Wednesday April 9, 2014
Building People of Substance for Works of Power
It’s not the ceiling fans, Friend.
A younger pastor friend recently asked me if the pain of people leaving the church ever goes away. He had just had the “God is moving us on” conversation with someone he considered a devoted member. I think he assumed that because I am significantly more battle-scarred than he, I might offer hope that the agony of this ritual evisceration would someday be diminished. I didn’t offer much solace, but I did let him know about the ceiling fans.
Many years ago, a precious lady in our congregation left us for another church. She told me that she had to leave because our ceiling fans bothered her sinuses. These were the same ceiling fans under which she had camped since we opened the facility – several years – and I assume these were the same sinuses. Truth is, she had gotten offended over an offering to help our youth go to camp. She thought the little ingrates should learn responsibility by working harder and longer to earn money. Though I informed her that they were working, but that the funds were going to be inadequate, she got huffy. She began the dance of offence, gradually moving from the second row to the fourth row etc., and finally to the last row, which coincidentally was sunder a ceiling fame. (The front row was fan-free.)

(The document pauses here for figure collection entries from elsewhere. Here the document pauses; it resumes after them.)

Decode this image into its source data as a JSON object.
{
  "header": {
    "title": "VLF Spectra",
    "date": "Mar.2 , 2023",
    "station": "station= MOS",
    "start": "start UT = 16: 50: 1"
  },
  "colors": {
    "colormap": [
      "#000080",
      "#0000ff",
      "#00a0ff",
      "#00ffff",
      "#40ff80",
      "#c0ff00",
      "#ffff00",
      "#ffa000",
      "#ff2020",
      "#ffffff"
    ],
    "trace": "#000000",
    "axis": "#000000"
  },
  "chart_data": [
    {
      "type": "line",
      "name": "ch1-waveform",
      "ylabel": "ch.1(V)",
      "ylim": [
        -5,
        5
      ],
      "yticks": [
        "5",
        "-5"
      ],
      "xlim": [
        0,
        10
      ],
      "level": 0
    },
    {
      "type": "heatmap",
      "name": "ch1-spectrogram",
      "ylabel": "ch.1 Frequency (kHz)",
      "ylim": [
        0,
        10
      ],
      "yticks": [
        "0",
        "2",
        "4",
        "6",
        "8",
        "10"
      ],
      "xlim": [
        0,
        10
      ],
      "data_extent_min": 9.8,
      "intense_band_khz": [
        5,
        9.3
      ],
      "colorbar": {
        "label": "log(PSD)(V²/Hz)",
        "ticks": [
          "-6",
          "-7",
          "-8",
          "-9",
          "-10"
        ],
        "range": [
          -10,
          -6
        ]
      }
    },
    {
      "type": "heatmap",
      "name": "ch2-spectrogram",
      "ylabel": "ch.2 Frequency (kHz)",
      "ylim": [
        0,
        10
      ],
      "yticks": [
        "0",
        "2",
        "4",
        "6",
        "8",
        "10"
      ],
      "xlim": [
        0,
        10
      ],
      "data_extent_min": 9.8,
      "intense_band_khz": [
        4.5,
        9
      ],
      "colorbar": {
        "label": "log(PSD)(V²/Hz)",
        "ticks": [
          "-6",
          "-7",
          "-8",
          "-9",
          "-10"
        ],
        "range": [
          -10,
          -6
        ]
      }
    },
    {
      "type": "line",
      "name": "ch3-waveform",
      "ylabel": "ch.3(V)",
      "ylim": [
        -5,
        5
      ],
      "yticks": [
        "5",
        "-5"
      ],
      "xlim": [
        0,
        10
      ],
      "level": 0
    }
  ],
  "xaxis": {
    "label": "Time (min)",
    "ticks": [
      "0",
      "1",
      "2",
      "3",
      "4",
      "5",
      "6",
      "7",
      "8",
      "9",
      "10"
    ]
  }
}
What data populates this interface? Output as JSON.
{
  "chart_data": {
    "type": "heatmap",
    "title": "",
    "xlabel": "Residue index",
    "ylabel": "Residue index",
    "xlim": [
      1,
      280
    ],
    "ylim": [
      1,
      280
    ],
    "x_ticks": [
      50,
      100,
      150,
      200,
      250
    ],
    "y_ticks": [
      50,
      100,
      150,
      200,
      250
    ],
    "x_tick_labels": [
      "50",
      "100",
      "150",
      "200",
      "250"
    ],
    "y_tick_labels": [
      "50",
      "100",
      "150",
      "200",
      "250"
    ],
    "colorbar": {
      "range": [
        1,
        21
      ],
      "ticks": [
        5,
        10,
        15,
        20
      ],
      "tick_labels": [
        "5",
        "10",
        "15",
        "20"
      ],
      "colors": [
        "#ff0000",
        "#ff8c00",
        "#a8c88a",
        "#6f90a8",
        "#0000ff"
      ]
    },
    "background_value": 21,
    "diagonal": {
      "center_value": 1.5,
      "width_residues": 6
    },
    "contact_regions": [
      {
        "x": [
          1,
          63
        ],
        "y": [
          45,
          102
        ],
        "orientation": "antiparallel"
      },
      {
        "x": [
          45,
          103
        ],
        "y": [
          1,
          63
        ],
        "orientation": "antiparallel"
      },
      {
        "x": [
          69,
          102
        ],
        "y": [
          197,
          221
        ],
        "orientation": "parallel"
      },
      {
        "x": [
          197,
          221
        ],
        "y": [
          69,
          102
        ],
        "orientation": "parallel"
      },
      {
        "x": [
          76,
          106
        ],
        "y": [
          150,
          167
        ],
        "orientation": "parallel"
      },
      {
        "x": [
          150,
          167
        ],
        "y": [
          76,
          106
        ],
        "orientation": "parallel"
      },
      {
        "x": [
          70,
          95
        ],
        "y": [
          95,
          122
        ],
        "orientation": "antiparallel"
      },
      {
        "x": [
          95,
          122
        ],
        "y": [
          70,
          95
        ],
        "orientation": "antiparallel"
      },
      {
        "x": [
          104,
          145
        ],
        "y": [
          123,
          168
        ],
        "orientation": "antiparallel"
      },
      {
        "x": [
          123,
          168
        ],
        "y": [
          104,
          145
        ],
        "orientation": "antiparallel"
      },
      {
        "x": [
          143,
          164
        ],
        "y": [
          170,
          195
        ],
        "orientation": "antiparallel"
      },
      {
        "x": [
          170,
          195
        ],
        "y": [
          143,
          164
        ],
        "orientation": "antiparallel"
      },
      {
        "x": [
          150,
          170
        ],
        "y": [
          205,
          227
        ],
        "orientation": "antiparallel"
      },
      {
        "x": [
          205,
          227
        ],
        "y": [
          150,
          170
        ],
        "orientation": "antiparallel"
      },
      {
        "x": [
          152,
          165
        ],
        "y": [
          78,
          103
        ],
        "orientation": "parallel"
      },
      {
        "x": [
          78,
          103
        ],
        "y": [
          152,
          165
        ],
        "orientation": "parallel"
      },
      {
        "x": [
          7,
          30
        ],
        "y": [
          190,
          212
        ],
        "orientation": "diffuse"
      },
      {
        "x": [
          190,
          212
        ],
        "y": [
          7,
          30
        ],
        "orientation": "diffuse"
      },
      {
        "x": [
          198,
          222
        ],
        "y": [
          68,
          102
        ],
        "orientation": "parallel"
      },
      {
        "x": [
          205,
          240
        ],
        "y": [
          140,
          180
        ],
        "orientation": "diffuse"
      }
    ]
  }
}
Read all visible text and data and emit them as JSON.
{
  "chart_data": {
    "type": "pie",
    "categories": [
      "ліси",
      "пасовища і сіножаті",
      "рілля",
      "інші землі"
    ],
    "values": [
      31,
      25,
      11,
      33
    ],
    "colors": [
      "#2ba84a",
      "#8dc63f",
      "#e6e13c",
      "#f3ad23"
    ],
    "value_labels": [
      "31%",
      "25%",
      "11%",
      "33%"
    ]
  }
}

So here are the take-aways for the Pastor:
1. The excuse is never the reason, so don’t take it personally. The reason is usually one of two things. Usually, they are offended about something or someone and have been chewing on it, sometimes for months, until they inadvertently find the ceiling fan. Voilà, ready-made excuse. Or, and this happens more than you think, they are living in some kind of disobedience that causes them to feel convicted around you and in the presence of God. Rather than repent, or seek help, they run and recriminate.
2. When they tell you about the ceiling fan, try to reach past your pain and speak truth with kindness. If they leave feeling valued rather than beaten they may very well come back. If this is where God wants them, He will not let them off the hook. Leave the door open.
And for the congregant: Never leave in offence. That is not how God moves people. His command is to forgive and reconcile. Do that, and if He then moves you to a destination with a Kingdom purpose, you can tell your pastor the plan and get his blessing. If you fail to heed this advice, you will find yourself in the same situation again. You get to repeat the process until you get it right.
Somebody Said: Let go of offence. Let go of fear. Let go of revenge. Don’t live angry, let go now! Joel Osteen
Scripture Reading: A servant of the Lord must not quarrel but must be kind to everyone, be able to teach, and be patient with difficult people. Gently instruct those who oppose the truth. Perhaps God will change those people’s hearts, and they will learn the truth. (2Ti 2:24-25 NLT)
God does move people to other congregations, but not nearly as often as people move themselves. There are doctrinal issues and moral issues that may be too egregious to ignore (Wouldn’t it be funny if the pastor left every time he was appalled by a church member’s behavior or doctrine?), but when the departure is from offence, it always hurts someone. I pray for the meandering sheep that he will find a place of forgiveness, and for the troubled pastor that he develop a thick skin while keeping a soft heart.